Input / Output

Reading and Writing of meteorological data

enstools.io.drop_unused(ds)

COSMO is one example of a model which stores all possible coordinates within the output files even if no data variables are present which would use these variables. This function checks all coordinates and removes those that are not used by any data variable. Unused dimensions are also removed from the dataset.

Some special coordinates are kept: - rotated_pole

Parameters

dsxarray.Dataset: Dataset to check.

Returns

xarray.Dataset:: a copy of the input dataset with removed coordinates.

enstools.io.get_file_type(filename: str, only_extension=False)

use the first bytes to guess the type of input files

Parameters

filenamestring: name of the file to check
only_extensionbool: if True, only the file name is checked. This is useful for not yet created files.

Returns

string: NC, HDF, GRIB

enstools.io.read(filenames: Union[List[str], Tuple[str], str, Path, List[Path]], constant=None, merge_same_size_dim=False, members_by_folder=False, member_by_filename=None, decode_times=True, **kwargs)

Read multiple input files

Parameters

filenameslist of str or tuple of str or str

names of individual files or filename pattern

merge_same_size_dimbool

dimensions of the same size but with different names are merged together. This is sometimes useful to merge datasets from different file formats (e.g., grib and netcdf). Default: False.

members_by_folderbool

interpret files in one subdirectory as data from the same ensemble member. This is useful if the ensemble member number if not stored within the input file. Defaut: False.

member_by_filenamestr

string containing a regular expression to read to ensemble member from the file names. The first group within this regex has to match an integer. Example: member_by_filename=”_P(\d+).nc” would be able the read the 12 from the file name AROME-EPS_2012110500_P12.nc.

constantstr

name of a file containing constant variables.

decode_times: bool

decode the times

**kwargs

all arguments accepted by xarray.open_dataset() of xarray.open_mfdataset() plus some additional:

drop_unused: bool: remove unused coordinates. This improves the performance of the merge process. The merge process compares the coordinates from all files with each other.
in_memory: bool: store the complete arrays in memory.
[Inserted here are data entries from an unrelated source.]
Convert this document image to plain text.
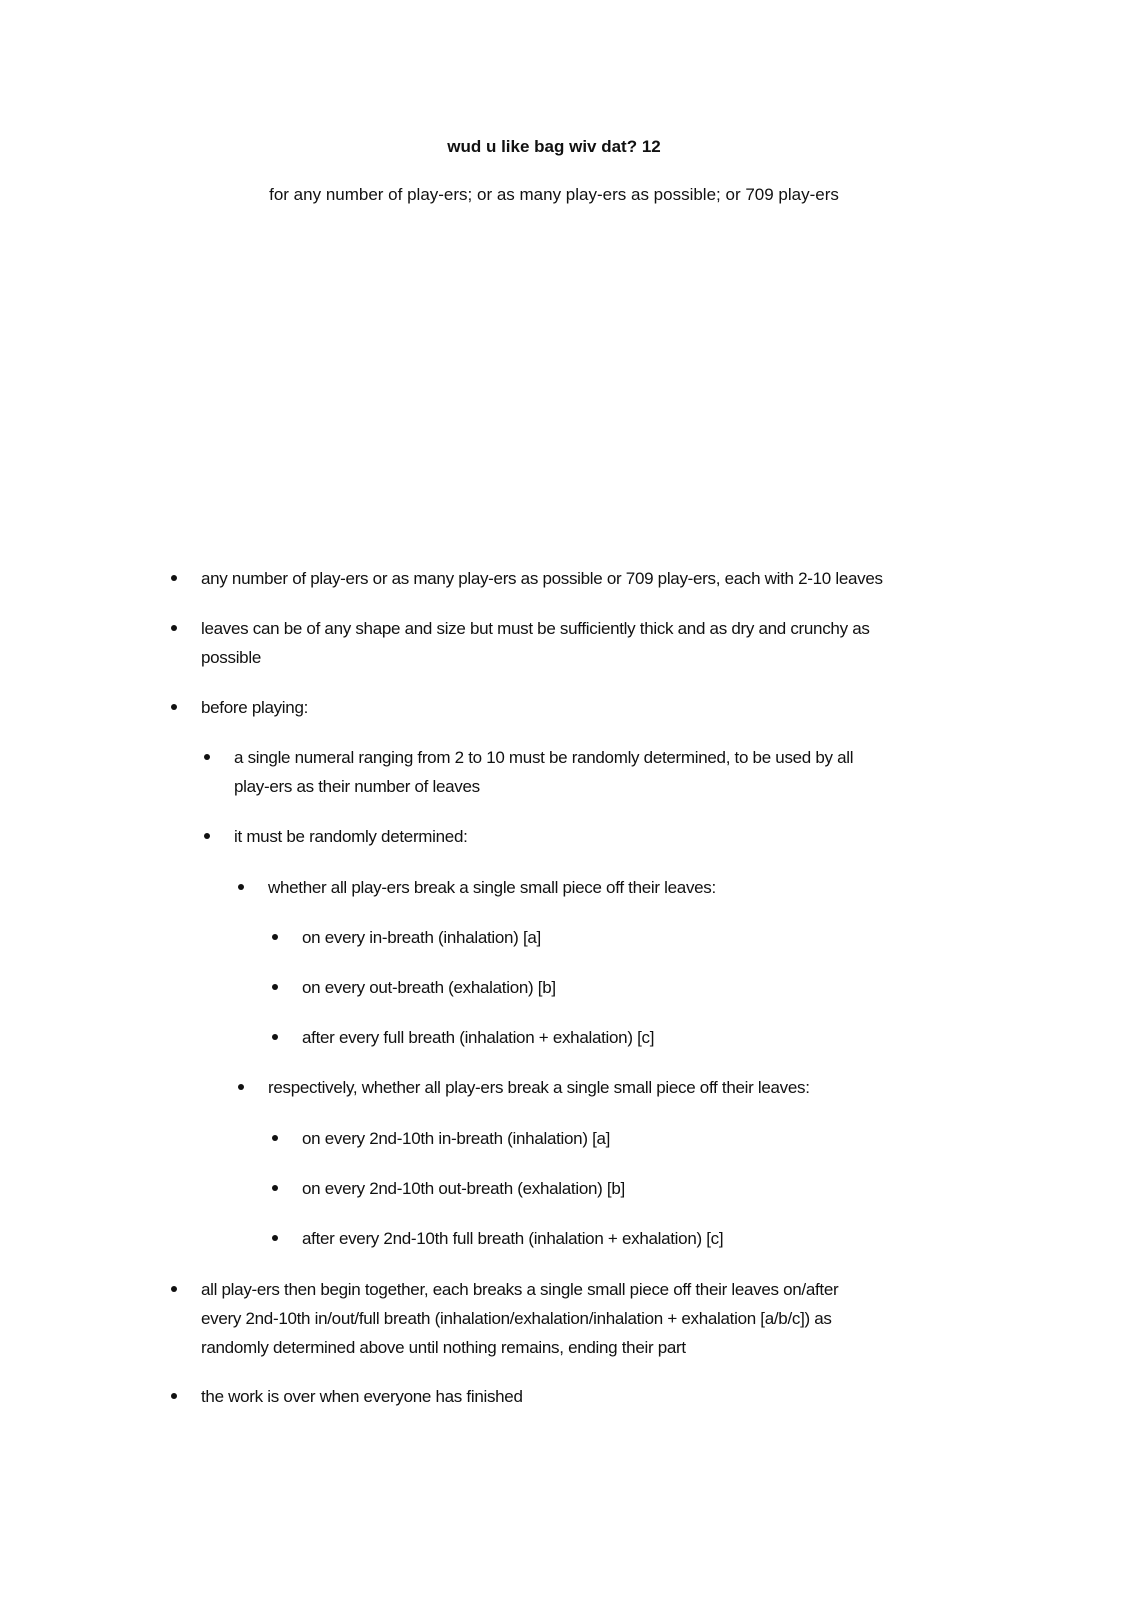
wud u like bag wiv dat? 12
for any number of play-ers; or as many play-ers as possible; or 709 play-ers
any number of play-ers or as many play-ers as possible or 709 play-ers, each with 2-10 leaves
leaves can be of any shape and size but must be sufficiently thick and as dry and crunchy as
possible
before playing:
a single numeral ranging from 2 to 10 must be randomly determined, to be used by all
play-ers as their number of leaves
it must be randomly determined:
whether all play-ers break a single small piece off their leaves:
on every in-breath (inhalation) [a]
on every out-breath (exhalation) [b]
after every full breath (inhalation + exhalation) [c]
respectively, whether all play-ers break a single small piece off their leaves:
on every 2nd-10th in-breath (inhalation) [a]
on every 2nd-10th out-breath (exhalation) [b]
after every 2nd-10th full breath (inhalation + exhalation) [c]
all play-ers then begin together, each breaks a single small piece off their leaves on/after
every 2nd-10th in/out/full breath (inhalation/exhalation/inhalation + exhalation [a/b/c]) as
randomly determined above until nothing remains, ending their part
the work is over when everyone has finished
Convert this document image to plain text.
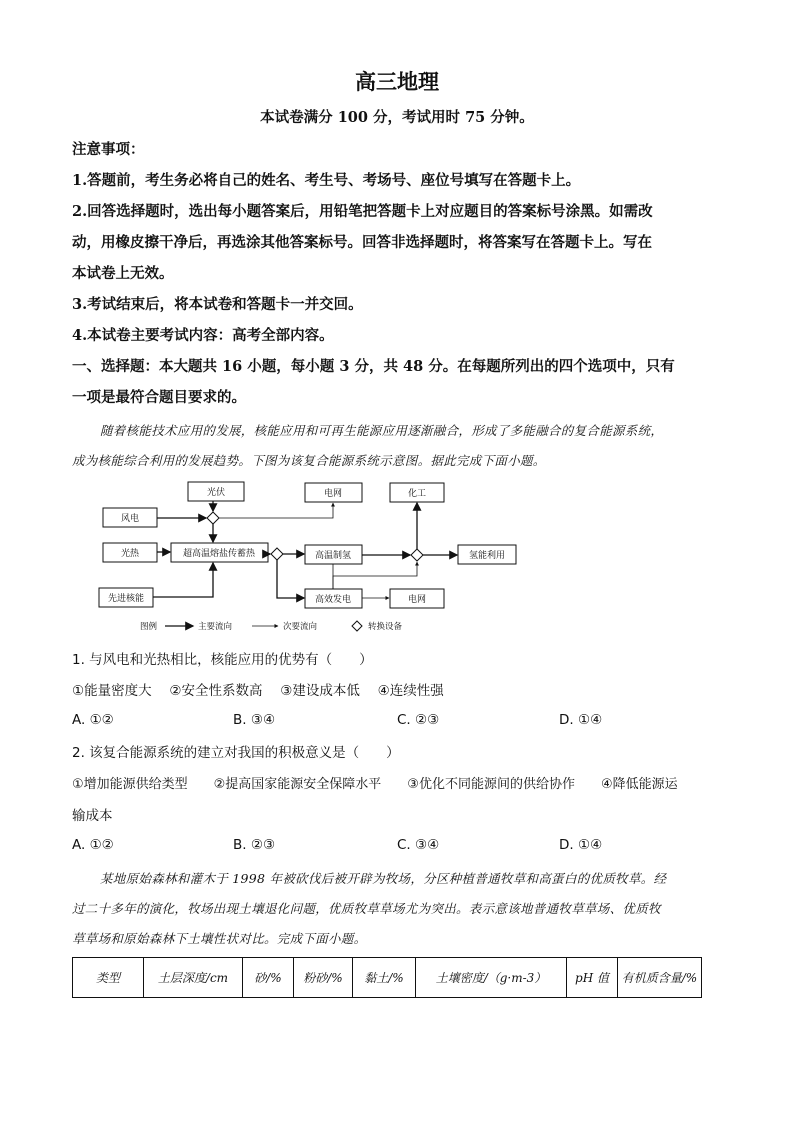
高三地理
本试卷满分 100 分，考试用时 75 分钟。
注意事项：
1.答题前，考生务必将自己的姓名、考生号、考场号、座位号填写在答题卡上。
2.回答选择题时，选出每小题答案后，用铅笔把答题卡上对应题目的答案标号涂黑。如需改
动，用橡皮擦干净后，再选涂其他答案标号。回答非选择题时，将答案写在答题卡上。写在
本试卷上无效。
3.考试结束后，将本试卷和答题卡一并交回。
4.本试卷主要考试内容：高考全部内容。
一、选择题：本大题共 16 小题，每小题 3 分，共 48 分。在每题所列出的四个选项中，只有
一项是最符合题目要求的。
随着核能技术应用的发展，核能应用和可再生能源应用逐渐融合，形成了多能融合的复合能源系统，
成为核能综合利用的发展趋势。下图为该复合能源系统示意图。据此完成下面小题。
光伏
风电
光热
先进核能
超高温熔盐传蓄热
电网	化工
高温制氢	氢能利用
高效发电	电网
图例	主要流向	次要流向	转换设备
1. 与风电和光热相比，核能应用的优势有（　　）
①能量密度大　 ②安全性系数高　 ③建设成本低　 ④连续性强
A. ①②	B. ③④	C. ②③	D. ①④
2. 该复合能源系统的建立对我国的积极意义是（　　）
①增加能源供给类型　　②提高国家能源安全保障水平　　③优化不同能源间的供给协作　　④降低能源运
输成本
A. ①②	B. ②③	C. ③④	D. ①④
某地原始森林和灌木于 1998 年被砍伐后被开辟为牧场，分区种植普通牧草和高蛋白的优质牧草。经
过二十多年的演化，牧场出现土壤退化问题，优质牧草草场尤为突出。表示意该地普通牧草草场、优质牧
草草场和原始森林下土壤性状对比。完成下面小题。
类型	土层深度/cm	砂/%	粉砂/%	黏土/%	土壤密度/（g·m-3）	pH 值	有机质含量/%
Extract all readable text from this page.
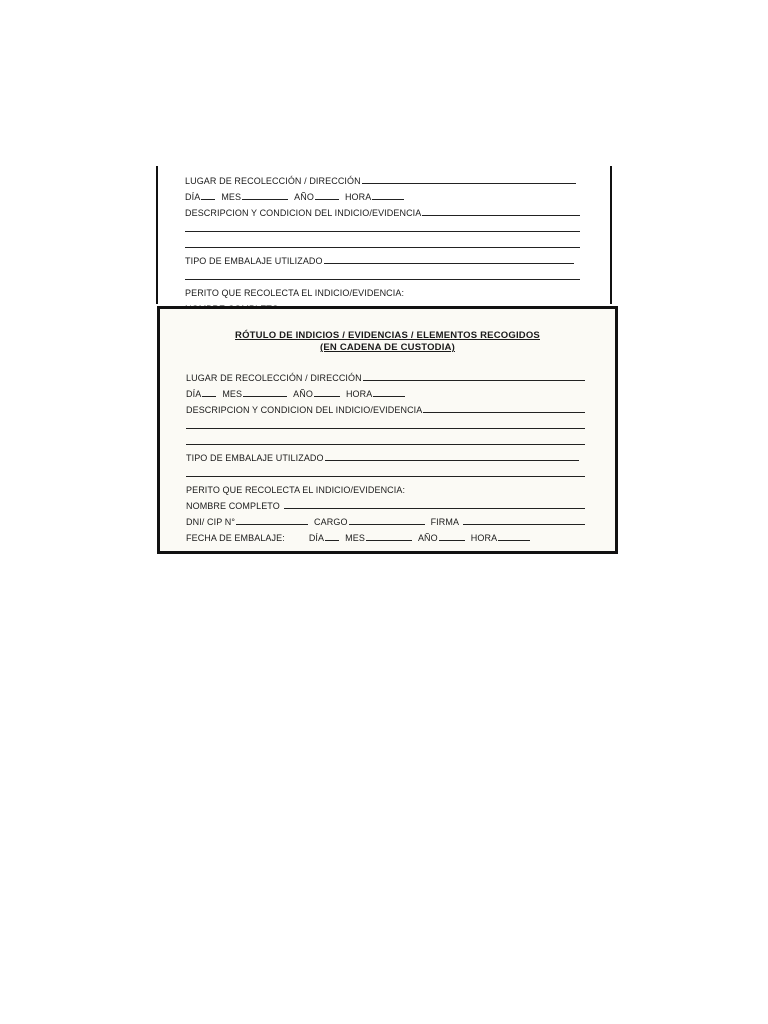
LUGAR DE RECOLECCIÓN / DIRECCIÓN
DÍA MES	AÑO	HORA
DESCRIPCION Y CONDICION DEL INDICIO/EVIDENCIA
TIPO DE EMBALAJE UTILIZADO
PERITO QUE RECOLECTA EL INDICIO/EVIDENCIA:
RÓTULO DE INDICIOS / EVIDENCIAS / ELEMENTOS RECOGIDOS
(EN CADENA DE CUSTODIA)
LUGAR DE RECOLECCIÓN / DIRECCIÓN
DÍA MES	AÑO	HORA
DESCRIPCION Y CONDICION DEL INDICIO/EVIDENCIA
TIPO DE EMBALAJE UTILIZADO
PERITO QUE RECOLECTA EL INDICIO/EVIDENCIA:
NOMBRE COMPLETO
DNI/ CIP N°	CARGO	FIRMA
FECHA DE EMBALAJE:	DÍA MES	AÑO	HORA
Data is still handled as dask arrays, but not backed by the input files anymore. This works of course only for datasets which fit into memory.
leadtime_from_filename: bool: COSMO-GRIB1-Files do not contain exact times. If this argument is set, then the timestamp is calculated from the init time and the lead time from the file name.

Returns

xarray.Dataset: in-memory representation of the content of the input file(s)

enstools.io.write(ds: Union[Dataset, DataArray], file_path: Union[str, Path], file_format: Optional[str] = None, compression: Optional[Union[str, dict]] = None, compute: bool = True, engine: str = 'h5netcdf', format: str = 'NETCDF4')

write a xarray dataset to a file

Parameters

dsxarray.Dataset

the dataset to store

file_pathstring or Path

the file to create

file_format{‘NC’}

string indicating the format to use. if not specified, the file extension if used.

compressionstring

Used to specify the compression mode and optionally additional arguments. The parameter follows the rules defined in enstools-encoding. (https://gitlab.physik.uni-muenchen.de/w2w/enstools-encoding.git)

To apply lossless compression we can just use:: “lossless”
Or we can select the backend and the compression level using the following syntax:: “lossless,backend,compression_level”
The backend can be one of:: ‘blosclz’ ‘lz4’ (default) ‘lz4hc’ ‘snappy’ ‘zlib’ ‘zstd’

and the compression level must be an integer from 1 to 9 (default is 9). Few examples:

“lossless,zstd,4” “lossless,lz4,9” “lossless,snappy,1”

Using “lossless” without additional arguments would be equivalent to “lossless,lz4,9”

For lossy compression, we might be able to pass more arguments:: “lossy”
The lossy compressors available will be:: ‘zfp’ ‘sz’
For ZFP we have different compression methods available:: ‘rate’ ‘accuracy’ ‘precision’
For SZ we have also different compression methods available:: ‘abs’ ‘rel’ ‘pw_rel’

Each one of this methods require an additional parameter: the rate, the precision or the accuracy. The examples would look like:

‘lossy,zfp,accuracy,0.2’ ‘lossy,zfp,rate,4’

There are also few features that target datasets with multiple variables. One can write a different specification for different variables by using a list of space separated specifications:

‘var1:lossy,zfp,rate,4.0 var2:lossy,sz,abs,0.1’

For more details see the corresponding documentation.

Another option would be to pass the path to a YAML configuration file as argument.

computebool

Dask delayed feature. Set to true to delay the file writing.